Correction published Feb. 12, 2002: Salt Lake police are patrolling the downtown ticket exchange area. A story in Sunday's paper about the ticket sellers may have left the impression no enforcement is occurring there.

By Brady Snyder
Deseret News staff writer

      Salt Lake's Olympic organizers thought they had the perfect solution to a problem they knew would accompany the 2002 Winter Games — ticket scalping.
      That solution, however, is now giving Salt Lake City Olympic planner John Sittner a huge headache.
      Sittner was at the Ticket Exchange Saturday trying to gain a handle on a situation that ran amok Friday and Saturday.
      The exchange, 200 South and Main Street, was created to provide a controlled — and legal — environment for the ticket scalping planners knew would accompany the Games.
      While legal in Utah, scalping that turns into a for-profit business must be licensed.
      For instance, individuals can sell their own seats to an event, even for profit, and do so without a license. But people who buy up large numbers of tickets they never intend to use so they can resell them — that action needs licensing.
      While illegal, several dozen such scalpers continue to hawk tickets outside the exchange without licenses.
      "If you conduct business, you have to have a license," Sittner said. "If you're selling your own ticket, that's not against the law, but if you're conducting business, that's illegal."
      Saturday afternoon Sittner warned of a crackdown.
      "Our policy is that tickets will be confiscated and citations will be issued," he said.
      But scalpers seemed to take little heed of Sittner's words, even at the risk of having their inventory confiscated.

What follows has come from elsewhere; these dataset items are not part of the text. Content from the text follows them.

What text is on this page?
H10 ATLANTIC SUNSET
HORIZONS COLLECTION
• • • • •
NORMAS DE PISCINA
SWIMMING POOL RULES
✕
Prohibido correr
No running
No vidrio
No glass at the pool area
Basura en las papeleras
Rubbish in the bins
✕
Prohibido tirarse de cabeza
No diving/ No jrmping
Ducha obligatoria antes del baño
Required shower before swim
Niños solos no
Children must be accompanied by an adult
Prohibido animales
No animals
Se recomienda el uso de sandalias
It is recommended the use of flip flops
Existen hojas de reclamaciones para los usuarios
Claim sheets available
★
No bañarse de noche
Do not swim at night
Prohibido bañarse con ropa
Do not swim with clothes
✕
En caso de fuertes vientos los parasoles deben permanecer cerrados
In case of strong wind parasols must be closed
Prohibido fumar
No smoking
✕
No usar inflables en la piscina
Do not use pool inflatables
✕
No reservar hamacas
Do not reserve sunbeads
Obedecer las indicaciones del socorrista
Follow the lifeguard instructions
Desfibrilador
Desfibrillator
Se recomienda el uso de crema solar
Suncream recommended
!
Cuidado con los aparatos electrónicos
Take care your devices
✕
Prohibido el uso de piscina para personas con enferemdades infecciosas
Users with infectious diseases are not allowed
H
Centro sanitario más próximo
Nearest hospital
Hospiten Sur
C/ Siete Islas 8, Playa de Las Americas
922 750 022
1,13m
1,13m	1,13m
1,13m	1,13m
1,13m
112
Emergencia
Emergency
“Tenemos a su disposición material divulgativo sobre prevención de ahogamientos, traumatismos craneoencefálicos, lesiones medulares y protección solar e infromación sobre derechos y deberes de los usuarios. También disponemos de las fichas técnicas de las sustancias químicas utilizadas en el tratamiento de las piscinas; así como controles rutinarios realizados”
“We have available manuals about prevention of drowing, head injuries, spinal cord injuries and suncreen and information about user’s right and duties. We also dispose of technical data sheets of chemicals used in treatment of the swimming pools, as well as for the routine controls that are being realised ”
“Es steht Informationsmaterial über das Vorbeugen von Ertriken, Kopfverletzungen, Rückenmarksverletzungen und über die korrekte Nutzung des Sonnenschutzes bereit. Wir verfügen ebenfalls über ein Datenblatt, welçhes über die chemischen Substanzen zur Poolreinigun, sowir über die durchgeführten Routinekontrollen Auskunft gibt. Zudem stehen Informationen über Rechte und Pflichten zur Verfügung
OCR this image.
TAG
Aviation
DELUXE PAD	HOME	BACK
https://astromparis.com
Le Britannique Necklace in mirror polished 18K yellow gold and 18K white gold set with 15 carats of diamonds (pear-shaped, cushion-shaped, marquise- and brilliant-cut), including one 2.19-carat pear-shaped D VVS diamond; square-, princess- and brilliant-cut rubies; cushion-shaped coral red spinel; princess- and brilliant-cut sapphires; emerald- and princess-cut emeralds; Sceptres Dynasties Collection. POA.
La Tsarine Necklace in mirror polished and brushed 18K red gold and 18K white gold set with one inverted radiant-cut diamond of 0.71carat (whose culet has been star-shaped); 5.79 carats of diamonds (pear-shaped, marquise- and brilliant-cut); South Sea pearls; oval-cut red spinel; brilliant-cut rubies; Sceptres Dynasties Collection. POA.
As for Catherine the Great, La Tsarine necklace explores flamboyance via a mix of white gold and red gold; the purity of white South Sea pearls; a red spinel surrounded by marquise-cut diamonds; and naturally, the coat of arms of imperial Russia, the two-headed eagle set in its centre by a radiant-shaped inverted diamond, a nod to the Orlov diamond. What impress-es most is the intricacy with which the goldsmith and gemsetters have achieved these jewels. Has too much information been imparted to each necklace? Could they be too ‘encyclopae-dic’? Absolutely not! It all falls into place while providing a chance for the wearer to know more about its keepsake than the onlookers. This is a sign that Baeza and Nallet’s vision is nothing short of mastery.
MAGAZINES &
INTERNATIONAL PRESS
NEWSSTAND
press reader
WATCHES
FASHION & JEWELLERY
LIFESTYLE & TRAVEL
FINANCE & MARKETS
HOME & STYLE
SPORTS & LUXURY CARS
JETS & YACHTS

      The problem is that the scalping is being regulated by rent-a-cops, not actual police officers.
      The rented security guards, hired by the city's business licensing department, are charged with issuing the citations and confiscating tickets. But those temporary cops say the scalpers pay them little mind.
      "They just walk away," Jayson Cooper, one of the security guards, told Sittner.
      Without the authority to arrest, the security guards have little clout with scalpers. "Without law-enforcement backup, this is what happens," Cooper said.
      Indeed, the unlicensed scalpers seemed to be buying and selling at will, without threat of actual law enforcement, who are busy taking care of Olympic security.
      "The authorities have better things to worry about, don't they?" said a Brenden, an English scalper who declined to give his first name.
      Still, some wondered if the end of the scalping bizarre wasn't in sight.
      "I'm very surprised that we haven't been hassled by the authorities yet," scalper Terry Peters said. "I think we're going to start being hassled in the next couple of days."
      Sgt. Fred Louis, spokesman for the Salt Lake City Police Department said scalpers could rest easy.
      "We have not assigned any officers to that detail. It was our understanding that Sittner and the business licensing people were taking care of that," Louis said. "Everybody's stretched to the limit. Our officers are assigned to other duties."